JULIA SHERWOOD was born and grew up in Bratislava, which was then Czechoslovakia. After working for Amnesty International in London for over 20 years, she became a freelance translator in 2008. Her book-length translations include Samko Tále’s Cemetery Book by Daniela Kapitáňová, Freshta by Petra Procházková, Hubert Klimko-Dobrzaniecki’s Lullaby for a Hanged Man (from the Polish) and, jointly with Peter Sherwood, Peter Krištúfek’s The House of the Deaf Man, Uršuľa Kovalyk’s The Equestrienne and Balla’s In the Name of the Father.
 
PETER SHERWOOD studied Hungarian and linguistics in the University of London before being appointed, in 1972, lecturer in Hungarian at the School of Slavonic and East European Studies (now part of University College London). He taught language, linguistics and literature there until 2007. Since 2008 he has been the first László Birinyi, Sr., Distinguished Professor of Hungarian Language and Culture in the University of North Carolina at Chapel Hill.
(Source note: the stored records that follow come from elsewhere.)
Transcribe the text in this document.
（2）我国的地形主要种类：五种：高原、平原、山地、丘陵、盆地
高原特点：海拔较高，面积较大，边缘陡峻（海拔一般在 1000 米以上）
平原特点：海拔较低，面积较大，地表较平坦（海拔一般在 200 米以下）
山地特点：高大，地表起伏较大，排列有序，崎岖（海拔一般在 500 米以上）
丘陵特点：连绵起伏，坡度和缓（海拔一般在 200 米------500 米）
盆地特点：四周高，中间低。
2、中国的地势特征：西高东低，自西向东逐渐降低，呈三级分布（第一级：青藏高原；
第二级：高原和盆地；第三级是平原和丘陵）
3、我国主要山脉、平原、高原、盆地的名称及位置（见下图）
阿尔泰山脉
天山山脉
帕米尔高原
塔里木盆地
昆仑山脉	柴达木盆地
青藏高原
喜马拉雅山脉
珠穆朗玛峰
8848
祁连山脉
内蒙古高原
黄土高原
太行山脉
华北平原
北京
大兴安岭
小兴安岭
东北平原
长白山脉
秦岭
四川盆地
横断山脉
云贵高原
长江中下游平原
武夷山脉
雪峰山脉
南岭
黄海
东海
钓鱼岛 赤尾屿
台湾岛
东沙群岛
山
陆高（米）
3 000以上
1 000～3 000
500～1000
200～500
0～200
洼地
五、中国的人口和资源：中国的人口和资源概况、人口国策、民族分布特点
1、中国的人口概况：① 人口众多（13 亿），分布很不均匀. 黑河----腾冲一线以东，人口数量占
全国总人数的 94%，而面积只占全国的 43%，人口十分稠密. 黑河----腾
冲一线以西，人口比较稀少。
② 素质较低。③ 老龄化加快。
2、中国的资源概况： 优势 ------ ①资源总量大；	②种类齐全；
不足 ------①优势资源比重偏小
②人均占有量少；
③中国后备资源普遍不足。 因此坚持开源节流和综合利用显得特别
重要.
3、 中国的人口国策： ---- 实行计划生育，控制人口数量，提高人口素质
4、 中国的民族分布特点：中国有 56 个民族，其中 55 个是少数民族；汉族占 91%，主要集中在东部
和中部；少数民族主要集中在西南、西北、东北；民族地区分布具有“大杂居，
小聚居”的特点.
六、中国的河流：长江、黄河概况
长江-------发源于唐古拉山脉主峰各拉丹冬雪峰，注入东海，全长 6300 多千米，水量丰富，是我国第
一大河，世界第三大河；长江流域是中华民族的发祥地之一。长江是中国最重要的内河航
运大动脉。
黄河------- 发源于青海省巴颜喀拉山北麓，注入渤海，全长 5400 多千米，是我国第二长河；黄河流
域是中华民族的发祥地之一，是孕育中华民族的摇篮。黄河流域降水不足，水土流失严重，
Peter Sherwood received the Pro Cultura Hungarica prize of the Hungarian Republic for contributions to Anglo-Hungarian relations in 2001, the Officer’s Cross of the Order of Merit of the Hungarian Republic in 2007, and the János Lotz medal of the International Association for Hungarian Studies in 2011. He has translated the novels The Book of Fathers by Miklós Vámos and The Finno-Ugrian Vampire by Noémi Szécsi as well as stories by Dezső Kosztolányi, Zsigmond Móricz and others, along with works of poetry, drama and philosophy.